Although Minnesota escaped the worst of this summer's blistering U.S. drought, dry conditions have spread across the state in recent weeks and aren't expected to ease soon.
The U.S. Drought Monitor last week identified a band of central Minnesota, including the northern half of the metro area, as experiencing moderate drought. That put 44 percent of the state in some kind of drought status, up slightly from the previous week. Two tongues of southern Minnesota are in extreme drought.
Meanwhile, the national Climate Prediction Center sees a strong trend toward lower-than-normal precipitation across virtually all of Minnesota for the rest of September. Through Friday, only .11 inch of rain had fallen this month at Minneapolis-St. Paul International Airport. If that pace continues, this will be the driest September on record.

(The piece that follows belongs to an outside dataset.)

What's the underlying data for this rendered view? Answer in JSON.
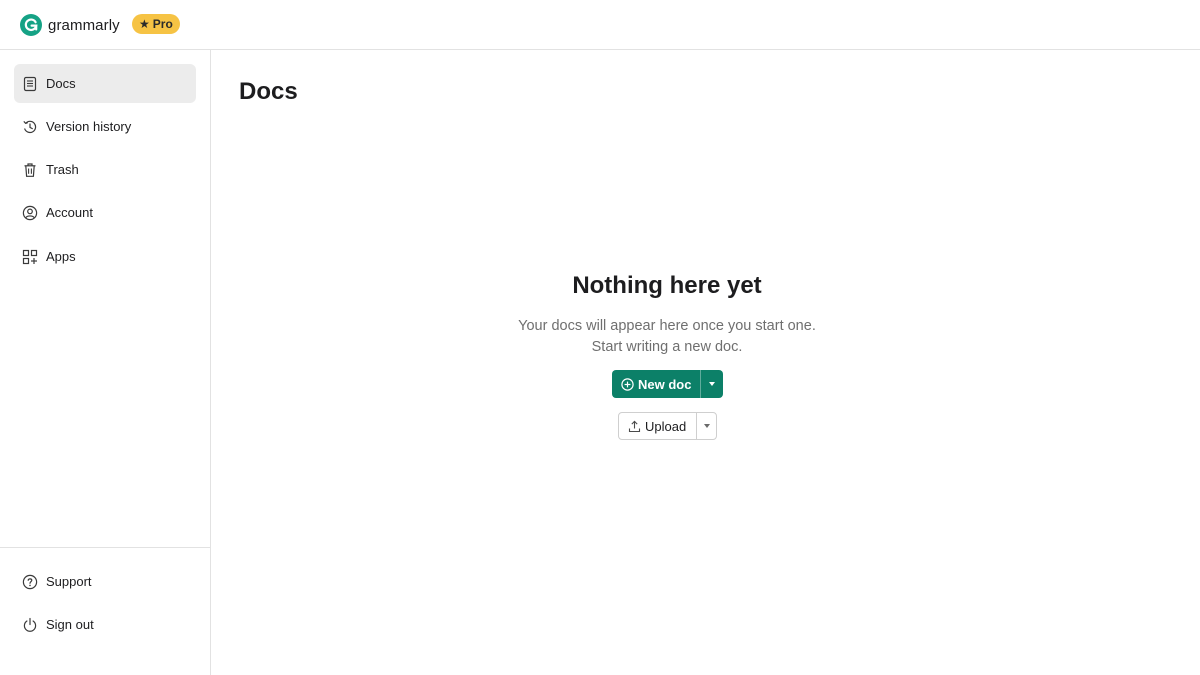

The second-driest occurred only a year ago, on the way to an odd sequence of an extremely dry fall and winter followed by the Twin Cities' second-wettest May on record and torrents of rain in northeast and southeast Minnesota in mid-June.
'Flash drought'
Since August began, most of Minnesota has received less than 3 inches of rain; central Minnesota, including much of the metro, less than 2. At the Southern Research and Outreach Center in Waseca, soil moisture is the lowest it's been since the drought of 1988. Minnesota state climatologist Greg Spoden called it a "flash drought."
"We had 14 1/2 inches of rain in May. You'd have figured we had enough rain to last forever a that point," said Steve Eid, owner of Steve's Elk River Nursery, in the heart of the newly designated drought area. "But you're really seeing [drought] in the lawns and especially the shade trees right now. They're dropping leaves sooner than they should. I don't see where we're going to have a lot of good fall color because of the stress you see in the trees."
Declining river flows and decreases in other water levels have prompted the Minnesota Department of Natural Resources to suspend or restrict surface-water use permits to businesses, golf courses, parks departments and others in various parts of the state. The agency told 16 users, from Moorhead-based American Crystal Sugar to a U.S. Fish and Wildlife Service project in southeast Minnesota, that their water withdrawals were being suspended until conditions improve. Some permits were suspended during last fall's dry weather; 350 were suspended in the epic drought years of 1988 and 1989, according to Greg Kruse, supervisor of the DNR's water-monitoring and surveys unit. American Crystal Sugar spokesman Jeff Schweitzer said the permits were for backup plans the company hasn't been using, so the suspensions will not affect operations.